Leidtragende des Krieges sind vor allem Kinder
Es geschah direkt neben dem Marktplatz. Die Explosion war Hunderte Meter weit zu hören. Der Angriff habe Huthi-Führern gegolten, erklärt die Militärführung Saudi-Arabiens. Doch offenbar sei ihnen ein Fehler unterlaufen. Auch eine Schule wurde getroffen. Die einzige in Dhahyan. Bei dem Angriff am späten Abend kam niemand ums Leben. Die Zukunft von Schülern wie Hamza Ali aber wird so zerstört. Für den elfjährigen ist es eine schmerzhafte Erfahrung, an den Ort zurück zu kommen, an dem er mit seinen Kameraden über Jahre Unterricht hatte.
"Das war mein Klassenzimmer. Hier steht noch mein alter Schreibtisch", erzählt Hamza Ali. Er versteht den Sinn solcher Angriffe nicht. Hier seien keine Waffen, keine Kämpfer gewesen. "Auch das war ein Teil der Schule, der durch die Bomben völlig zerstört wurde. Alles auf einmal".
Eine Spur der Verwüstung durchzieht die Dörfer und Städte von Sadah, einer bergigen Provinz im Norden des Jemen. Es ist das Kernland der Huthi-Rebellen. Von hier aus starteten sie 2014 ihre Offensive Richtung Süden. In der Provinzhauptstadt sollen noch immer einige ihre Anführer leben. Angeblich sitzt hier auch der Geheimdienst. Bis zu 80 Luftangriffe täglich haben ganze Viertel verwüstet. Das aber habe die Moral der Kämper nur gestärkt, erklärt uns trotzig ein Armeesprecher.

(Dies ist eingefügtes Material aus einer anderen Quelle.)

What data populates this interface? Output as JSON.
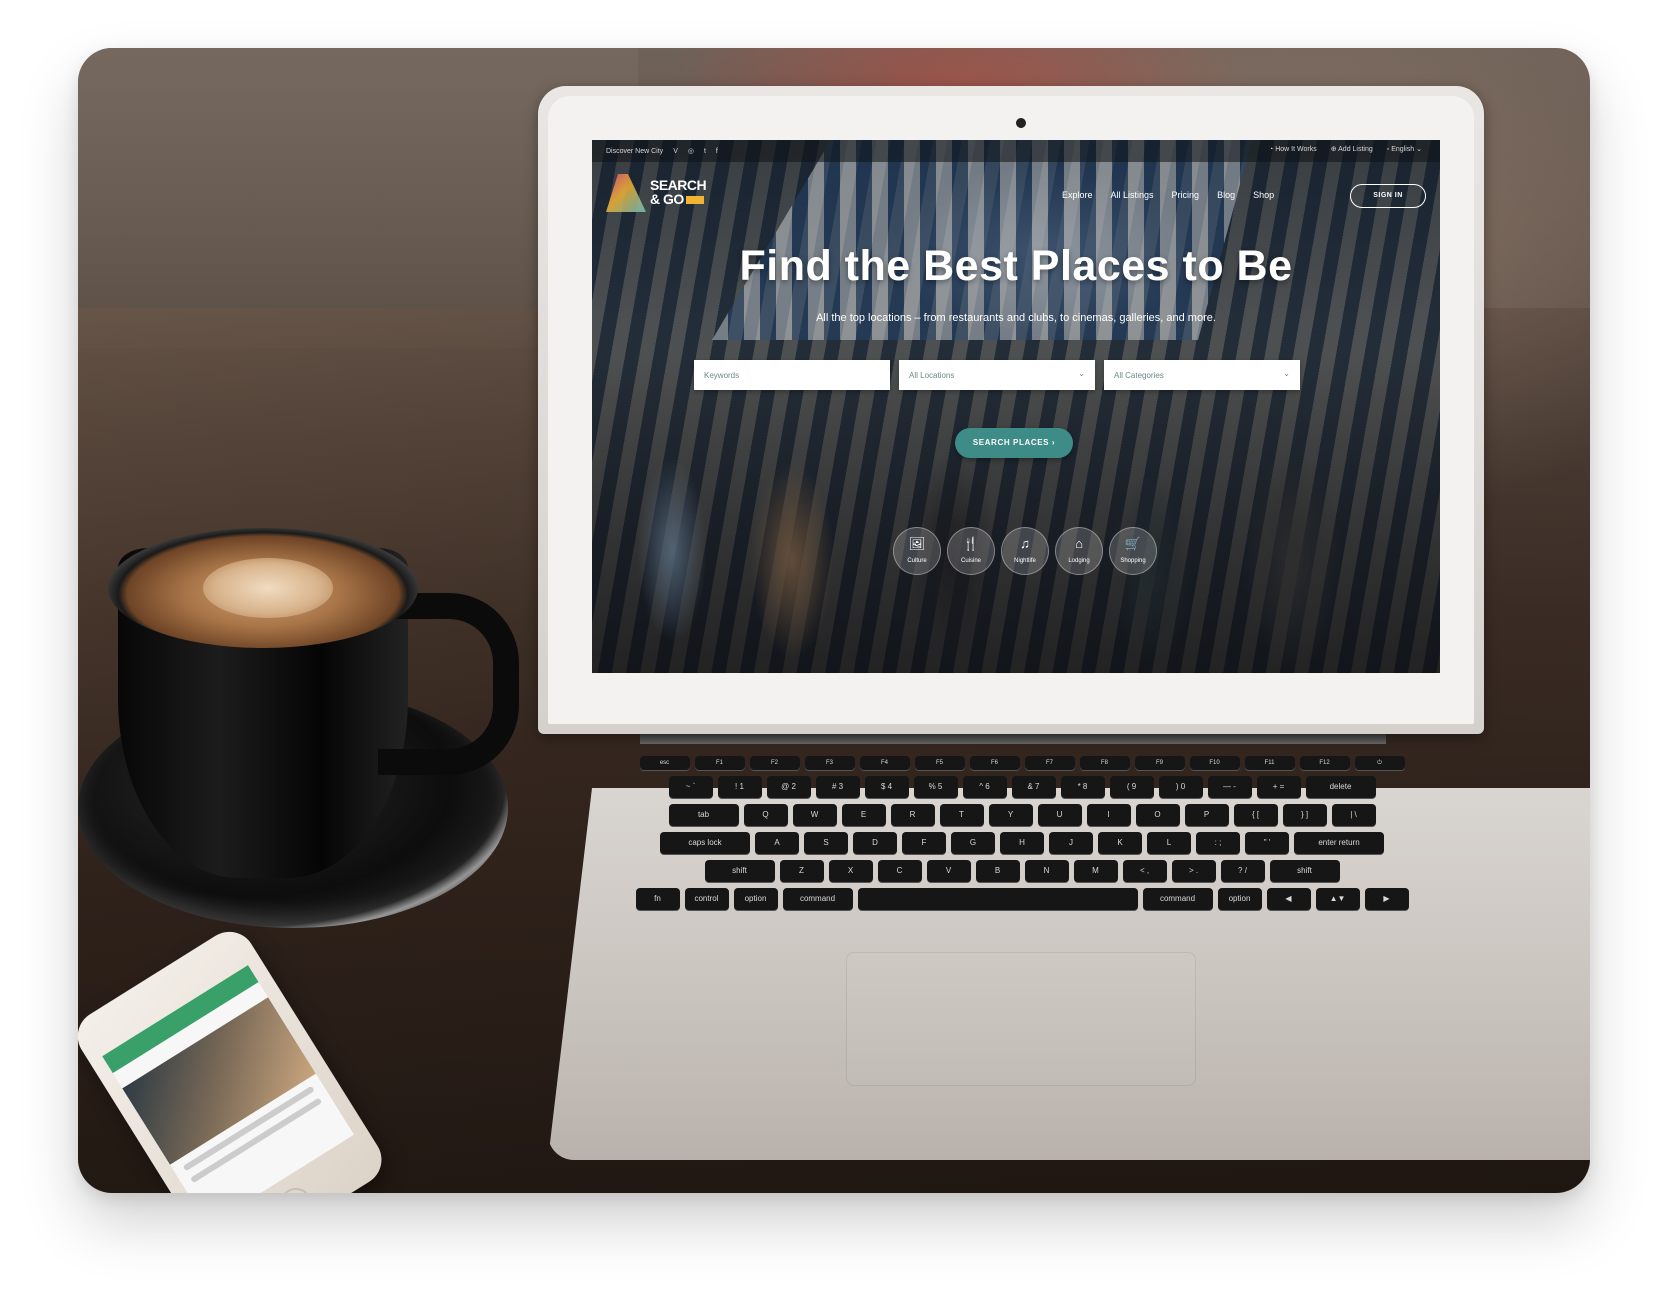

"Sie waren bislang nicht in der Lage, im Norden Boden zu gewinnen. Eigentlich sollten sie ihre Lektion gelernt haben. Unsere militärischen Fähigkeiten werden besser, je länger ihre Angriffe dauern", so Aziz Aziz Rashed, Oberst jemenitische Armee.
Es wird lange dauern, um über den Verlust hinwegzukommen
Die Leidtragenden dieses gnadenlosen Krieges sind Zivilisten, vor allem Kinder. In die städtische Klinik werden jeden Tag bis zu 150 Patienten eingeliefert. Verletzte, Verstümmelte. Längst gibt es nicht genug Betten für alle. Mehr als 30 unterernährte Kinder werden hier notdürftig versorgt. Die Mütter können sie nicht stillen, weil sie selbst völlig entkräftet sind. Ins Krankenhaus kommen sie oft erst in letzter Sekunde. Denn die Behandlung kostet Geld. Für viele zu viel Geld.
"Es gibt immer mehr solcher Fälle, weil die Familien sehr arm sind und sich Medikamente wie Antibiotika nicht leisten können. Wir verschreiben dann manchmal alternative, günstigere Arzneimittel. Wegen des Krieges haben viele Menschen leider keine Arbeit und damit auch kein Geld", erzählt Mohammed Hussein Yehia, Leiter pädiatrische Abteilung.
Mahdi ist jetzt oft allein. Osama war sein bester Freund. Oft sind sie gemeinsam mit dem Fahrrad auf Tour gegangen. Das ist nun vorbei. Nach dem Luftangriff auf den Bus, in dem Osama saß. "Mit diesem Fahrrad ist Osama immer gefahren. Manchmal hat er es mir auch geliehen oder wir waren zu zweit unterwegs. Damit sind wir immer auch zum Grab des Großvaters gefahren, um gemeinsam zu beten", sagt Mahdi.
Es liegt ganz in der Nähe zu Osamas Grab. Familie und Freunde vermissen ihre aufgeweckten, fröhlichen Jungs. Es wird noch lange dauern, um über den Verlust hinwegzukommen.